What I am trying to say is the last few months have been one fantastically bizarre event (where free liquor is never conspicuously absent) after the next; one coincidence too many; one degree of separation too close such that the indie film your friend made half-a-decade-ago features your boss's daughter, who you have always been told you would quite like, wearing a fedora in a dark car-seat, as well as the only mother in Texcoco to ever make you dinner, which you ate even though you had just come from a restaurant, as you listened to her rules for cutting avocados while embarrassing her son in a surprisingly similar fashion to that of the film; one too many baptisms with Yacht at a car release party in a warehouse where no one else danced and no one seemed to realize the band on stage played not two months prior to a sold-out crowd; just too much for me to not stop and think what the hell is happening? and I mean that in the best possible way.

So what the hell is happening here? Maybe I partially know. I will, at least, pretend to partially know. This city is huge but she is not a new megalopolis. In 1975, according to National Geographic, there were just three of them - New York, Tokyo, and Darling Mexico City. She has, thus, had time to develop and embrace her established territory while feeding an insatiable appetite with satellites. Today, she sits somewhere around the world's 3rd largest city (depending on how you measure) and purportedly holds the title of the 8th richest city in the world. Now, no city gets that big or that rich by being egalitarian. So I posit that the craziness I have and continue to witness is, in part, related to the extremes of wealth distribution.



On the one hand, you have the nearly impenetrable cliques of the upper class, whose structure survives in part via nepotism but also through the free will of emerging generations and their propensity to socialize with others of similar upbringing and status until they partner off and perhaps spawn more bourgeoisie babies. I should note that this is neither a judgment nor a criticism.
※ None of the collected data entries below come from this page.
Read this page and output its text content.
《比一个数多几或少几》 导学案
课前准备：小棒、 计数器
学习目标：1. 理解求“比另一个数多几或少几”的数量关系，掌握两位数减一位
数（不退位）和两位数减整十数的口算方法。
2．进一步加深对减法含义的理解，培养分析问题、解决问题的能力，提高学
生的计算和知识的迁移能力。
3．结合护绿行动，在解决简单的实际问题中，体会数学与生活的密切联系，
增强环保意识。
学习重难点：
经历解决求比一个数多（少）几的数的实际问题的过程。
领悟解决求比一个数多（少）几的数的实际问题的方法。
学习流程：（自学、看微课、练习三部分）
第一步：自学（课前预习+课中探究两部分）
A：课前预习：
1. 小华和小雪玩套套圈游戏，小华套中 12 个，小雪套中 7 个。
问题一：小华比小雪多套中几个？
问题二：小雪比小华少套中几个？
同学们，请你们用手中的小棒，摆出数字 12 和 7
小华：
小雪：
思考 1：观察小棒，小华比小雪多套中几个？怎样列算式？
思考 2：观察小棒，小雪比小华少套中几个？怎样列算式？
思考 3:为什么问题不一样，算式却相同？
It is simply an observation and in all likelihood the same observation I would make in many cities and countries if given the chance to immerse myself as I have in Mexico. But how do these people affect me and the beautiful chaos? They throw parties because they have the money and connections and friends and spaces. And they all know each other by a degree of separation so the coincidences grow and ripen the deeper you dig into the crowd.

On the other hand, you also have the have-nots. People who moved from other states or pueblos or who simply were born into a less glamorous class within the boundaries of the Federal District. The general periphery, physically and monetarily. These people have a much harder time getting ahead in a city where who-you-know dictates how far you can rise and what doors will open when you show up most likely uninvited. This is harder to define because it can range from the wanna-be fresas to the guy selling self-help books on the metro. Regardless of which flavor, there is a desperation sometimes associated with working hard and getting no returns and having little hope of pulling yourself up by your bootstraps to make a better life, the national ethos inculcated in Americans as not only possible but a right. The so called "American Dream." So for those who do not leave Mexico to chase the same dream my Granpapi stalked through hitchhiking, train hopping and urban scavenging, there is a chance they may feel anything from a pinch to a gash of hopelessness. This hopelessness can, in turn, breed anarchy, leading to some pretty fucked up events, from unprovoked violence on dark avenues to incredible squatter parties in abandoned buildings overlooking highways that would daunt even Philip K. Dick.

The real truth of the matter is that I am, at best, hypothesizing and if so, guess that someone else has captured similar ideas before but probably with more eloquence and definitely with more support. At worst, I am making crude generalizations. But neither is of consequence because the point is that the city has the "it factor" and one only describes someone or something in such a way because "it" is inherently inexplicable, unquantifiable, inimitable.

So whatever the hell "it" is, keep on coming.